PeacockeによるPrincipal Hypothesisの擁護(p.365):

現象学的にこれらの心的出来事は与えられるものというよりも、何かをしている、というもの。

*ストローソンはこのことについて真っ向から反論するのかもしれない。

「明日の会食」が心の中に起こる3つのケース:①記憶や受動的な想像によって、受け身的にこの言葉が心の中に起こってきた、②会食は明日だと、これまでの記憶を証拠として、判断をしている、③明日は会食にしようと、積極的な決定を下している。

これら3つは明らかに現象学的に違う。受け身的な心的側面しか受け入れることができない場合、これら3つの違うを説明することはできないし、後者2つの心的出来事の記述は不完全なものになってしまう(pp.365-366)。

そもそも、心的行為には、知覚的なイメージは必要ない。理論的な問題を解こうとしている場合、特にそのようなものは必要ない。だが、このような試みそれ自体はその人の現象的状態(phenomenal state)に貢献する。

統合失調症の記述と説明(p.368)

統合失調症の患者は心的行為の自覚がない。つまり、他者によって為された考えと自分によって下された判断の見分けがつかない。

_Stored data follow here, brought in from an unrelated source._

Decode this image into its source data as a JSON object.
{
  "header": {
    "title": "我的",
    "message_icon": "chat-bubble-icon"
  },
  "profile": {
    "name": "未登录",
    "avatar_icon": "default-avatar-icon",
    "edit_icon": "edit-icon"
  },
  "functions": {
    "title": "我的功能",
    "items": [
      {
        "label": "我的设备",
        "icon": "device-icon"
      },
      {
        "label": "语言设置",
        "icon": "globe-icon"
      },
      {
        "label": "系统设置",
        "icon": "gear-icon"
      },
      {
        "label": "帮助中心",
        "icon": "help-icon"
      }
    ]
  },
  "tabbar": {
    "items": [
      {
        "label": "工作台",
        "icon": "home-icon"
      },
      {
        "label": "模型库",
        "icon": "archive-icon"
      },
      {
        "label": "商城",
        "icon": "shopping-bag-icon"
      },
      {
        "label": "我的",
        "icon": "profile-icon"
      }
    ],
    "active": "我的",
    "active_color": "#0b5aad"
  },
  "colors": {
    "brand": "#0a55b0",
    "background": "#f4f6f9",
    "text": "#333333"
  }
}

このような自覚がないという報告も実際になされている。

*他の様々な統合失調症の症状は、心的行為の自覚という観点から説明できる。

心的行為の自覚における一人称的性格:私がφしている、という判断は、mがφしている、mは私である、という2つの信念のペアに依存しているわけではない。むしろ、私はφしているという判断は、2つの信念のペアとは区別できるもの。行為の自覚は、その意図的な内容のうちに、すでに一人称的な側面を含んでいる。この点は、「ある人が私のことを裏切った」という結論にいたる推論についても当てはまる。「私は、ある人が私を裏切った、と考えている」という結論は、mは、ある人がmを裏切った、と考えている、mは私である、という2つの信念からは出てこない。行為者としての主観、私、がなければ出てこない。

心的行為の自覚は合理的行為者性を含んでいる。正しい心的行為の自覚は、合理的行為者性を含んでいるから。だが、Peacockeは両者が還元的な関係にはないと考えている様子。行為の自覚は、行為者の意図によって、説明し尽されない部分がある。ある行為をしようとしている時に、必然的に、その人がその試みについて自覚しているかどうかはわからない。うまくコピーをしようとしている時に、自覚できていることは、手を動かしていること、ある作業をしていること、といったことだけ。

このように考えてくると両者の関係は還元的な関係ではないように思えてくるが、では、どのような関係であるのか、これは難しい問い。